What sound like shotgun shots echo off the surrounding rock as the glacier cracks and shifts, and seemingly small fragments tumble from time to time, revealing their hefty size when they plunge dramatically into the sea. I look back across the water, so still on a windless day, to observe the clutter of broken ice chunks. One of them will find its way in pieces into our cocktails tonight.
After a gourmet dinner back on board, we are treated to slideshows, videos and lectures about what we are seeing and are going to see the next day. Thanks to our naturalists, we are engaged with our surroundings and entertained by stories of Darwin and Captain Fitz Roy and other European ship captains and sailors who first braved these channels only to find that the Yámana aborigines were already living here.
As we navigate through the Avenue of the Glaciers the next day, I head to the upper deck to take photos of each of them, many named for nations – Germany, France, Italy, Holland glaciers — and to get a closer look at hidden waterfalls using the ship’s mounted spotting scope. We sail from point to point and a variety of creatures make our acquaintance. Imperial cormorants, petrels, and albatrosses seem to hover as they match our speed and fly at eye level. A parcel of penguins pops above the surface for a moment to see us pass, and even a whale comes alongside for a spell.

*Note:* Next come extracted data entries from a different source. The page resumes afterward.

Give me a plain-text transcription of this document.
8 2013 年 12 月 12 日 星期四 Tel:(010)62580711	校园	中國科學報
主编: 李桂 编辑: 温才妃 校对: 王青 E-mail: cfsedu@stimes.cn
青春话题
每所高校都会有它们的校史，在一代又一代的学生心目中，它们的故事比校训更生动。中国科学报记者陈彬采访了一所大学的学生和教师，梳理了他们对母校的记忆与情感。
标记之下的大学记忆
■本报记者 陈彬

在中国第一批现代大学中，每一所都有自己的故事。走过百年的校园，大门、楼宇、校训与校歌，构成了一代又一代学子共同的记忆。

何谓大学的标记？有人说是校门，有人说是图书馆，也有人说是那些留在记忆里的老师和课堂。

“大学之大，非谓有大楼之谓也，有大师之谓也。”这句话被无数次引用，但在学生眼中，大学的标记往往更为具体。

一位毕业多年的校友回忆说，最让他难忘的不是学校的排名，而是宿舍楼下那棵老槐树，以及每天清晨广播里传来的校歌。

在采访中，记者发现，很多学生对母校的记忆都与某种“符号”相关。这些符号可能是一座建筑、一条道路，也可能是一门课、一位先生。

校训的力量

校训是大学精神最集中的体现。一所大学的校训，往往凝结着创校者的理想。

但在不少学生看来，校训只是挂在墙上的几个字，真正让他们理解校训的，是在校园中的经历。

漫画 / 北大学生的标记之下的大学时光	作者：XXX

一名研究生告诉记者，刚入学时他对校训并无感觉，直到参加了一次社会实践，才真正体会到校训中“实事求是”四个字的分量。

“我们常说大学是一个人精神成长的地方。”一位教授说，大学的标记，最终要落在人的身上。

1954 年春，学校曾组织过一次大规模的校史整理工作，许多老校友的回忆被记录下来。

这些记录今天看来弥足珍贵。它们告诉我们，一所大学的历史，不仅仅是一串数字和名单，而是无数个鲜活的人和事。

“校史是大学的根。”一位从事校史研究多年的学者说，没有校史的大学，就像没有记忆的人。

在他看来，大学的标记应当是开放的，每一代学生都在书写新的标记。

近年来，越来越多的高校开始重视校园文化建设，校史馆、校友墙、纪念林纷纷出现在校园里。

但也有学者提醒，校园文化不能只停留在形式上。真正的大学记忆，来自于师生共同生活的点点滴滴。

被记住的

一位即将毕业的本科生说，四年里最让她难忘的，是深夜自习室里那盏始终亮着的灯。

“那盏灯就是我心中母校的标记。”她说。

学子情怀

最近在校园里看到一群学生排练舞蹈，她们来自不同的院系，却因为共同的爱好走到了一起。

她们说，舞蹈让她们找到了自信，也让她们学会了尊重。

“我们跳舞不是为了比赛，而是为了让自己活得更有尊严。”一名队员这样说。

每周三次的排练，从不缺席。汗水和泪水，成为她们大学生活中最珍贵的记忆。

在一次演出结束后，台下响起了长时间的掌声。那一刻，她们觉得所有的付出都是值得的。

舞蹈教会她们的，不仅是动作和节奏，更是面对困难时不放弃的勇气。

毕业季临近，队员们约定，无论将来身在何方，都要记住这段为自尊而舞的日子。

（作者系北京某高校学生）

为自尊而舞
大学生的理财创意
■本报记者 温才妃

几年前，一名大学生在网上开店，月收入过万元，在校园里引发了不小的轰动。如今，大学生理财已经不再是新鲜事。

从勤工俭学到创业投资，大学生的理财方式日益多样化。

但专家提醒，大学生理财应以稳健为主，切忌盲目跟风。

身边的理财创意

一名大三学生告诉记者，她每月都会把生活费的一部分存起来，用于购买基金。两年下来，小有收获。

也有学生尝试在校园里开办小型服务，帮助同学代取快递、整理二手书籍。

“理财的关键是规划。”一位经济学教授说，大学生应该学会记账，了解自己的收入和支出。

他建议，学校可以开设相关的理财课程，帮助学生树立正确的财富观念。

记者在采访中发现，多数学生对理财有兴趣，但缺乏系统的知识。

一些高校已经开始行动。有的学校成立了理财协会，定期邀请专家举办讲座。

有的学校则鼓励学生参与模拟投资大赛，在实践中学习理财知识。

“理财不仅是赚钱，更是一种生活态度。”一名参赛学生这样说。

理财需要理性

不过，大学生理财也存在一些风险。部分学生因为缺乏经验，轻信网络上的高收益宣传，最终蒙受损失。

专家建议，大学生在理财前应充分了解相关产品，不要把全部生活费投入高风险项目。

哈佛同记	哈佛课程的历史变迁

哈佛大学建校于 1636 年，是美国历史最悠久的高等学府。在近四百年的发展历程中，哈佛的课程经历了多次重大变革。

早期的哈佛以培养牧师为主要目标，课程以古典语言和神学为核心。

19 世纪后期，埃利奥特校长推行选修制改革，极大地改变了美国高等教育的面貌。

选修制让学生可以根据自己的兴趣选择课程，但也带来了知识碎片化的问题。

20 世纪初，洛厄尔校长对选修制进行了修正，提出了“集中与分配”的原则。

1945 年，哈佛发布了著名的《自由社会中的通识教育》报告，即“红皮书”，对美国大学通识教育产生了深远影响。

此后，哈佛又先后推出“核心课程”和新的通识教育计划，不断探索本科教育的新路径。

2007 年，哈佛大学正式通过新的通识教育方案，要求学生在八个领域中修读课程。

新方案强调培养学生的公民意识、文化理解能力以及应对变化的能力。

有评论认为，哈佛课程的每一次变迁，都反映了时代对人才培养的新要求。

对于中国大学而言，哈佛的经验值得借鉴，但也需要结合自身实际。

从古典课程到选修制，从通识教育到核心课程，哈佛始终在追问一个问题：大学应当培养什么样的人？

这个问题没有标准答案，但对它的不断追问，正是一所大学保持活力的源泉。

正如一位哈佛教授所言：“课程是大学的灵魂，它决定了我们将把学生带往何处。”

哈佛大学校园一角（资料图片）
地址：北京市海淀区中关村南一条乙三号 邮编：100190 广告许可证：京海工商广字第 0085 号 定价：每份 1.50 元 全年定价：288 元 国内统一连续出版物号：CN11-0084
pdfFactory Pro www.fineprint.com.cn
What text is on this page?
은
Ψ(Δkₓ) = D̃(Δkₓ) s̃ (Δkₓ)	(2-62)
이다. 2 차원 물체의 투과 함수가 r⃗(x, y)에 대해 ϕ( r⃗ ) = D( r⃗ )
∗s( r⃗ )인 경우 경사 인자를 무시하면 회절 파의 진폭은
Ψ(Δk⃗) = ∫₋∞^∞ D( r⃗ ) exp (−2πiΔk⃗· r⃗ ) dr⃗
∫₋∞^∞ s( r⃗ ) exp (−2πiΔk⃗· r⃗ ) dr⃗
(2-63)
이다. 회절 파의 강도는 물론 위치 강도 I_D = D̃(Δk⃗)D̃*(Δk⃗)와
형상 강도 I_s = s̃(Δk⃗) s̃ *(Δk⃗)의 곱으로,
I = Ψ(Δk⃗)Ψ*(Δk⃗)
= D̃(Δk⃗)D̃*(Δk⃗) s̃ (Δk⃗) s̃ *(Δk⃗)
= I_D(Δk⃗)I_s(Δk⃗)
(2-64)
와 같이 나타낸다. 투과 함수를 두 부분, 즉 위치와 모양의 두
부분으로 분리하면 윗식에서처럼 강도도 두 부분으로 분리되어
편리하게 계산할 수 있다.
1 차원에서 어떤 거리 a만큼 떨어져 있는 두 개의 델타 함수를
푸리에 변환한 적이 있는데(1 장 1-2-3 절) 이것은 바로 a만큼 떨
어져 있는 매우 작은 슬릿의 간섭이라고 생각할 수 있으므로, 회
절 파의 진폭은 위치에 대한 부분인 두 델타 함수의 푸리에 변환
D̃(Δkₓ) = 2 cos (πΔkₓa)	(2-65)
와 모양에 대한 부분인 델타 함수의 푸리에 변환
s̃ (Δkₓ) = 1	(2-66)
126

Every day we are treated to a shore excursion. The first day in Admiralty Fjord we trekked along Ainsworth Bay with the Marinelli Glacier as our backdrop. Now in the distance, the ice sheet once covered the land we hike upon. A colony of elephant seals seemed to take little notice of us but the local birds came close to check us out along the trail among the unexpectedly bright colors of lichens and hardy plant life. An eagle-like caracara lighted in the upper branches of a nearby tree, and high up along the Darwin Peaks four condors rode the air currents. Our guide Eduardo kept a proper balance between lecture and the silence one requires to appreciate the great sweep of wind, chirping birds, babbling streams, and distant waterfalls. Several hikers claimed to have heard a fox bark.
The cruise offers a perfect balance between luxury and adventure, activity and relaxation. Patagonia’s untouched splendor puts it in a must-see category and a small expedition-style excursion makes it all the more memorable. Our last shore excursion is truly the end of the world: Cape Horn. We climb to the lighthouse there and I imagine what sort of person might choose a solitary life out here as I look out over a sparkling sea. Invisible beyond the horizon is Antarctica.
There’s no mistaking when the ship has left the relative shelter of the bays and channels. The sea starts to roll a bit and then really picks up steam when we round Cape Horn before becoming gentle again when we slip back among the islands for the final stretch north to Ushuaia. We disembark the next morning and I can’t help but feel like the child who has left the most amazing carnival ride of his life: I want to get back in line and start all over again.